Andy Miscuk was once a U.S. Army paratrooper. This week, the four-term Adams Morgan advisory neighborhood commissioner took a flying leap of a different kind — into the political fight of his life.
Miscuk on Monday launched his bid to unseat Del. Eleanor Holmes Norton, presenting the incumbent with her first Democratic challenge in 16 years. It will be, at the very least, an uphill battle for a relative unknown, though political observers say it is time that Norton faced some resistance.
“Eleanor’s a fighter by nature,” said Joe Ruffin, a local political operative. “The question is, has she been in a fight lately?”
Norton has done little legislatively to advance the city’s lack of voting representation in Congress, and she has failed to spur District residents to action, Miscuk said during his kickoff event at Tryst Coffee House in Adams Morgan.

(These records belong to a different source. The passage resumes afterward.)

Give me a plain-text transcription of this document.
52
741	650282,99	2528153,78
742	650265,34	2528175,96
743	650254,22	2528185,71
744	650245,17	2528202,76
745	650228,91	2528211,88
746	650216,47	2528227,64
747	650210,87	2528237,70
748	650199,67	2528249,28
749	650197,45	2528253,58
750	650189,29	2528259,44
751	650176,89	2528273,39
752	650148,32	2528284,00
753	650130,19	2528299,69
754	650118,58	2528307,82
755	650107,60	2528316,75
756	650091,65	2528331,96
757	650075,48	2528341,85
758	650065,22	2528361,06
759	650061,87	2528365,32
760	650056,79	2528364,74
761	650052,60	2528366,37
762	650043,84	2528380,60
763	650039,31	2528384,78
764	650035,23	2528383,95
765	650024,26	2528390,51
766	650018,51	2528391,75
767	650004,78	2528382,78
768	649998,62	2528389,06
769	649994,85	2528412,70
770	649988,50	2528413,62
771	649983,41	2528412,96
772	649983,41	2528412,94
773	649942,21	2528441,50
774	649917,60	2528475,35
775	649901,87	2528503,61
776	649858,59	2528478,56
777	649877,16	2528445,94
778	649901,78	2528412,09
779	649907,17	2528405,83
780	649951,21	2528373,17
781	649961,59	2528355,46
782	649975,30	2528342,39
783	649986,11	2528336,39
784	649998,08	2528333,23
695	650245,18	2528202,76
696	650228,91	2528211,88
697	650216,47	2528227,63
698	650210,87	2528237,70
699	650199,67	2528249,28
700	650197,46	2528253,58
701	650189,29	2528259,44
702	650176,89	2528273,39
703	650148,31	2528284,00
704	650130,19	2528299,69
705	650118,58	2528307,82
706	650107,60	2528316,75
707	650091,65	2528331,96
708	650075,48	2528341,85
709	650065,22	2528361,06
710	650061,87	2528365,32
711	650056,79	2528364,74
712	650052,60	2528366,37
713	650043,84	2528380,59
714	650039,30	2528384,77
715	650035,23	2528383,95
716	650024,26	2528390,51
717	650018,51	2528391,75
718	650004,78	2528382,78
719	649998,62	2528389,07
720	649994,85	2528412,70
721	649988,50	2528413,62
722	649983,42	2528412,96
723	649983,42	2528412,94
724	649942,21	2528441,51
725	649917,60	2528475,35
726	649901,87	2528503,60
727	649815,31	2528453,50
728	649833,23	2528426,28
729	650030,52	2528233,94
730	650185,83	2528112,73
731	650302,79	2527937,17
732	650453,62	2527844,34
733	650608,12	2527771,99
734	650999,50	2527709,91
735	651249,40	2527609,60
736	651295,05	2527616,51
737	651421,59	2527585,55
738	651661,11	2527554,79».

As the member of Congress with the shortest commute, he said, the D.C. delegate should be more active in the community and more assertive in the fight for federal funding.
“D.C. residents haven’t chosen to remain disenfranchised and subjugated to the will of senators from Kansas or congressmen from Michigan,” the candidate said. “No, our situation in Congress is the result of the failure to bring these issues to the people and to inspire us to demand what is rightfully ours as Americans.”
Miscuk started raising money only in the past two weeks. The primary is Sept. 12.
Norton has introduced bills in the past year to give D.C. full voting rights, the mayor more authority, a circulating quarter and statues in Statuary Hall. She is slated to launch her re-election campaign Saturday at Banneker High School.